Recipe Provided By: Cindy Hawkins, Circle City Sweets, Indianapolis, IN

Yield: 6 servings
Prep time: 60 minutes
Cooking time: 30 minutes
Total time: 90 minutes


Tart Dough

  • 4 oz. (113 g) Plugrá® European Style Butter, unsalted
  • 1 cup (125 g) all-purpose flour
  • 1/2 tsp. (3 g) salt
  • 2-3 tbsp. (45 g) water, cold


  • 1 lb. (454 g) apples, peeled, cored, and cut into wedges
  • 1 lb. (454 g) firm pears, peeled, cored, and cut into wedges
  • 1 tbsp. (14 g) Plugrá® European Style Butter, unsalted
  • 2 tbsp. (25 g) granulated sugar
  • Dash (0.5 g) cinnamon
  • 2 tbsp. (30 g) apple brandy
  • 1 tbsp. (15 g) vanilla bean paste

Cinnamon Chantilly

Yield: 1 cup

  • 1/2 cup (112 g) heavy cream
  • 1 tbsp. (8 g) confectioner’s sugar
  • 1/4 tsp. (7 g) cinnamon


Tart Dough

  1. Cut the butter into small pieces. Place the butter, flour and salt into the bowl of an electric mixer and mix on low speed until mixture resembles a coarse meal.
  2. Drizzle with the water and mix on low until the dough just comes together. Remove from bowl and press into a disk. Cover with plastic wrap and refrigerate while making filling.

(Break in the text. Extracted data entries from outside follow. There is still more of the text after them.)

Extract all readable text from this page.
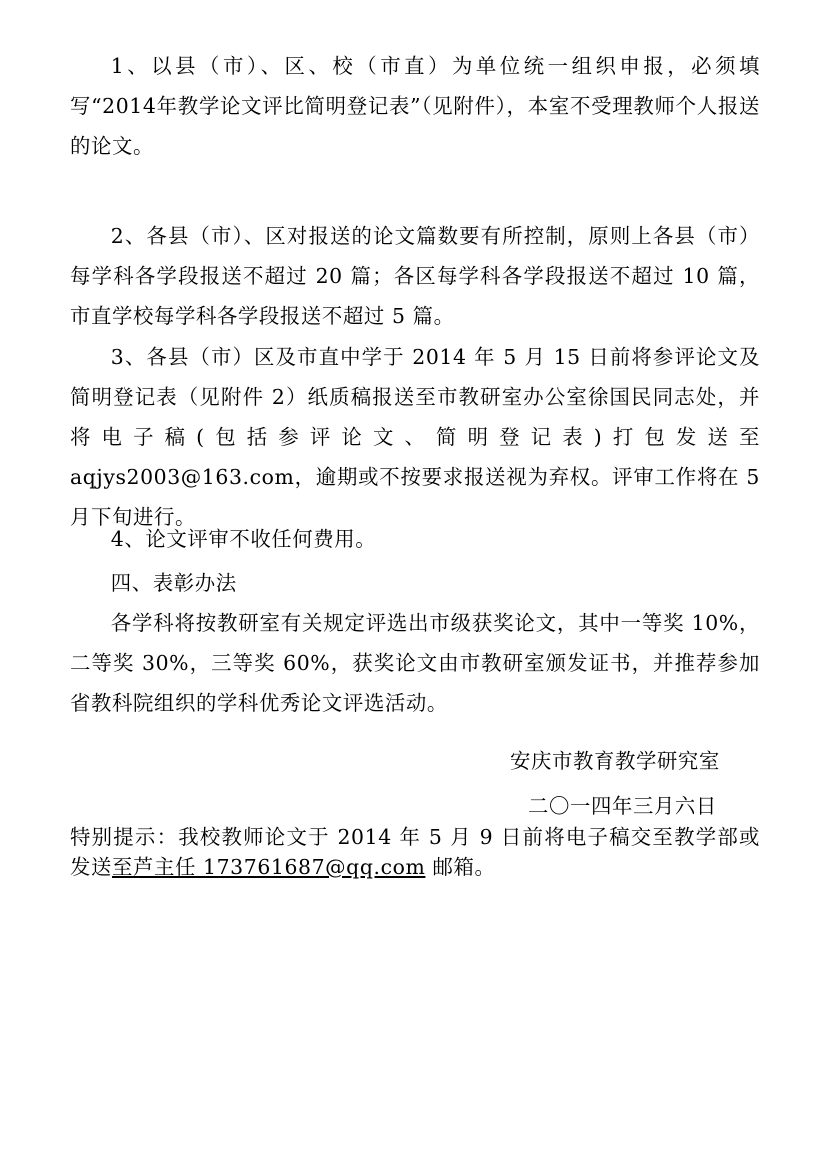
1、以县（市）、区、校（市直）为单位统一组织申报，必须填写“2014年教学论文评比简明登记表”（见附件），本室不受理教师个人报送的论文。

2、各县（市）、区对报送的论文篇数要有所控制，原则上各县（市）每学科各学段报送不超过 20 篇；各区每学科各学段报送不超过 10 篇，市直学校每学科各学段报送不超过 5 篇。

3、各县（市）区及市直中学于 2014 年 5 月 15 日前将参评论文及简明登记表（见附件 2）纸质稿报送至市教研室办公室徐国民同志处，并将电子稿(包括参评论文、简明登记表)打包发送至 aqjys2003@163.com，逾期或不按要求报送视为弃权。评审工作将在 5 月下旬进行。

4、论文评审不收任何费用。

四、表彰办法

各学科将按教研室有关规定评选出市级获奖论文，其中一等奖 10%，二等奖 30%，三等奖 60%，获奖论文由市教研室颁发证书，并推荐参加省教科院组织的学科优秀论文评选活动。

安庆市教育教学研究室

二〇一四年三月六日

特别提示：我校教师论文于 2014 年 5 月 9 日前将电子稿交至教学部或发送至芦主任 173761687@qq.com 邮箱。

  1. Preheat oven to 350°F. Place a non-stick baking mat onto a baking sheet or line the sheet with parchment paper.
  2. Melt the butter in a large skillet over medium-high heat until hot. Add the apples and pears and sauté until they are browned on both sides, about 10 minutes. Carefully stir in the sugar, cinnamon and brandy as brandy may ignite. Cook an additional 10 minutes or until the fruit is tender.  Remove from heat and stir in the vanilla.
  3. Remove the tart dough from the refrigerator and roll into a 12-inch circle on a lightly floured surface. Transfer the dough to the prepared baking sheet and shingle the cooked fruit onto the dough in concentric circles. Drizzle with any cooking liquids remaining in the skillet over the fruit.  Fold the edges of the tart dough over the filling.
  4. Bake for 30 to 35 minutes or until the tart has browned. Remove from oven and let rest for 15 minutes. Serve warm or at room temperature.

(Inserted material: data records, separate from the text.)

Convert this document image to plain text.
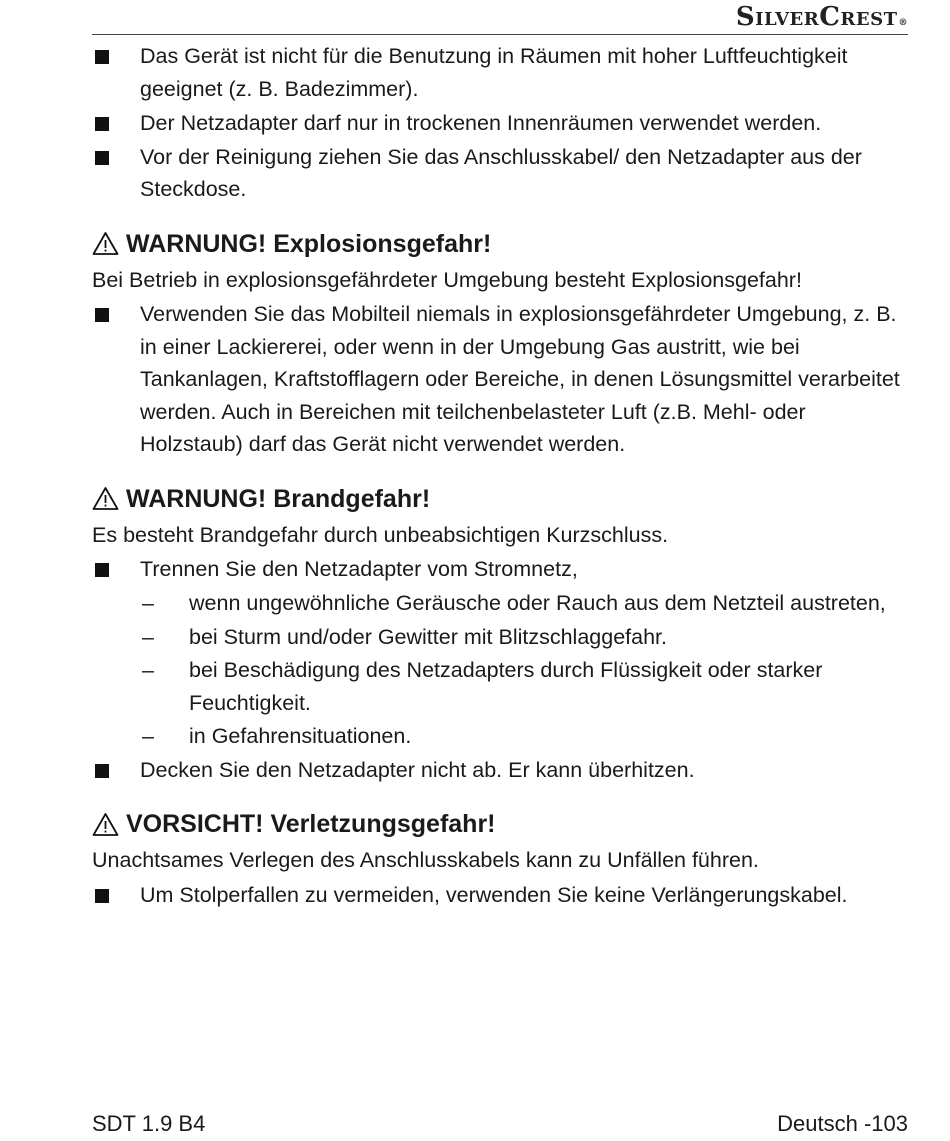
SilverCrest®
Das Gerät ist nicht für die Benutzung in Räumen mit hoher Luftfeuchtigkeit geeignet (z. B. Badezimmer).
Der Netzadapter darf nur in trockenen Innenräumen verwendet werden.
Vor der Reinigung ziehen Sie das Anschlusskabel/ den Netzadapter aus der Steckdose.
WARNUNG! Explosionsgefahr!
Bei Betrieb in explosionsgefährdeter Umgebung besteht Explosionsgefahr!
Verwenden Sie das Mobilteil niemals in explosionsgefährdeter Umgebung, z. B. in einer Lackiererei, oder wenn in der Umgebung Gas austritt, wie bei Tankanlagen, Kraftstofflagern oder Bereiche, in denen Lösungsmittel verarbeitet werden. Auch in Bereichen mit teilchenbelasteter Luft (z.B. Mehl- oder Holzstaub) darf das Gerät nicht verwendet werden.
WARNUNG! Brandgefahr!
Es besteht Brandgefahr durch unbeabsichtigen Kurzschluss.
Trennen Sie den Netzadapter vom Stromnetz,
– wenn ungewöhnliche Geräusche oder Rauch aus dem Netzteil austreten,
– bei Sturm und/oder Gewitter mit Blitzschlaggefahr.
– bei Beschädigung des Netzadapters durch Flüssigkeit oder starker Feuchtigkeit.
– in Gefahrensituationen.
Decken Sie den Netzadapter nicht ab. Er kann überhitzen.
VORSICHT! Verletzungsgefahr!
Unachtsames Verlegen des Anschlusskabels kann zu Unfällen führen.
Um Stolperfallen zu vermeiden, verwenden Sie keine Verlängerungskabel.
SDT 1.9 B4	Deutsch -103
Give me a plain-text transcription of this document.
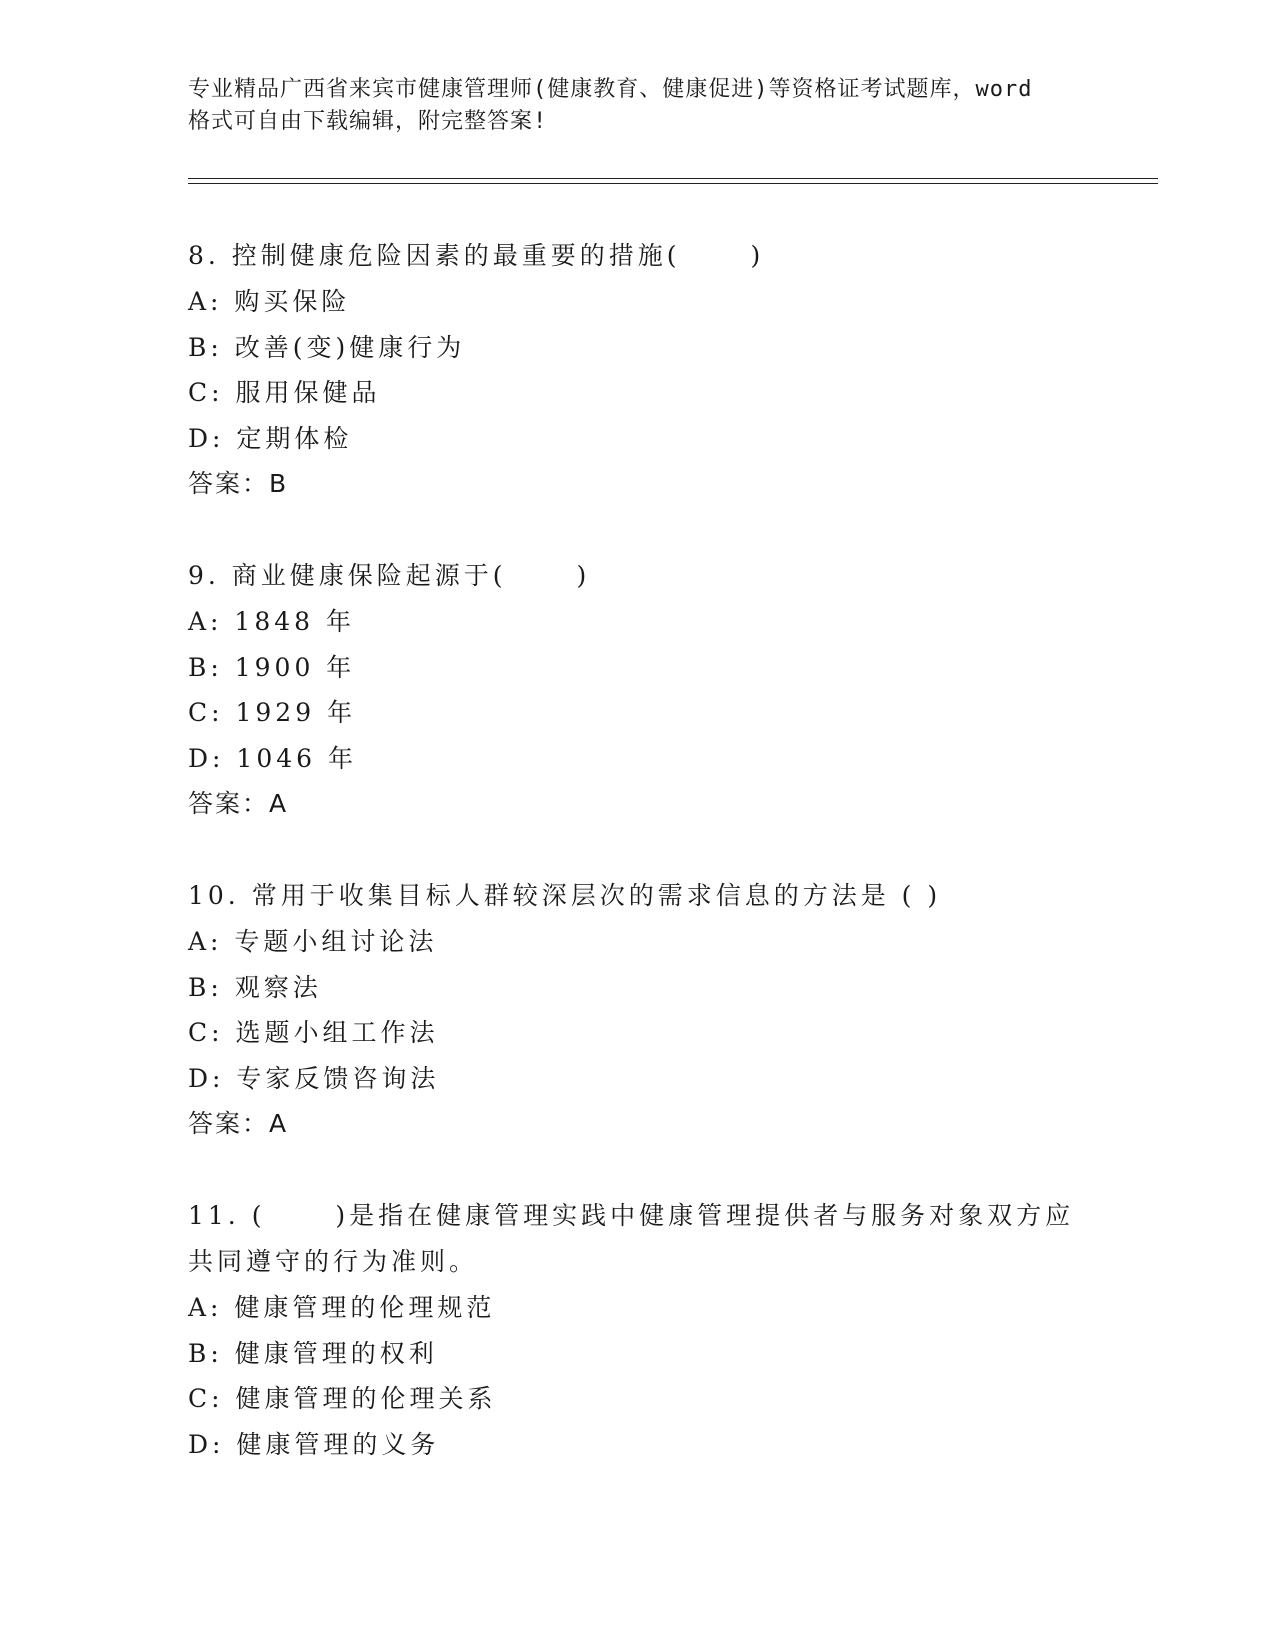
专业精品广西省来宾市健康管理师(健康教育、健康促进)等资格证考试题库，word
格式可自由下载编辑，附完整答案!

8. 控制健康危险因素的最重要的措施(　　 )

A: 购买保险

B: 改善(变)健康行为

C: 服用保健品

D: 定期体检

答案：B

9. 商业健康保险起源于(　　 )

A: 1848 年

B: 1900 年

C: 1929 年

D: 1046 年

答案：A

10. 常用于收集目标人群较深层次的需求信息的方法是 ( )

A: 专题小组讨论法

B: 观察法

C: 选题小组工作法

D: 专家反馈咨询法

答案：A

11. (　　 )是指在健康管理实践中健康管理提供者与服务对象双方应

共同遵守的行为准则。

A: 健康管理的伦理规范

B: 健康管理的权利

C: 健康管理的伦理关系

D: 健康管理的义务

If the brandy ignites, turn off your burner and wait a minute or two for the alcohol to burn off before continuing cooking.   Turning the burner off for a few minutes before adding the brandy will reduce the chance it will ignite.

Cinnamon Chantilly

  1. Combine the cream, sugar and cinnamon in the bowl of an electric mixer fitted with the whisk attachment. Whip on high until cream forms firm peaks.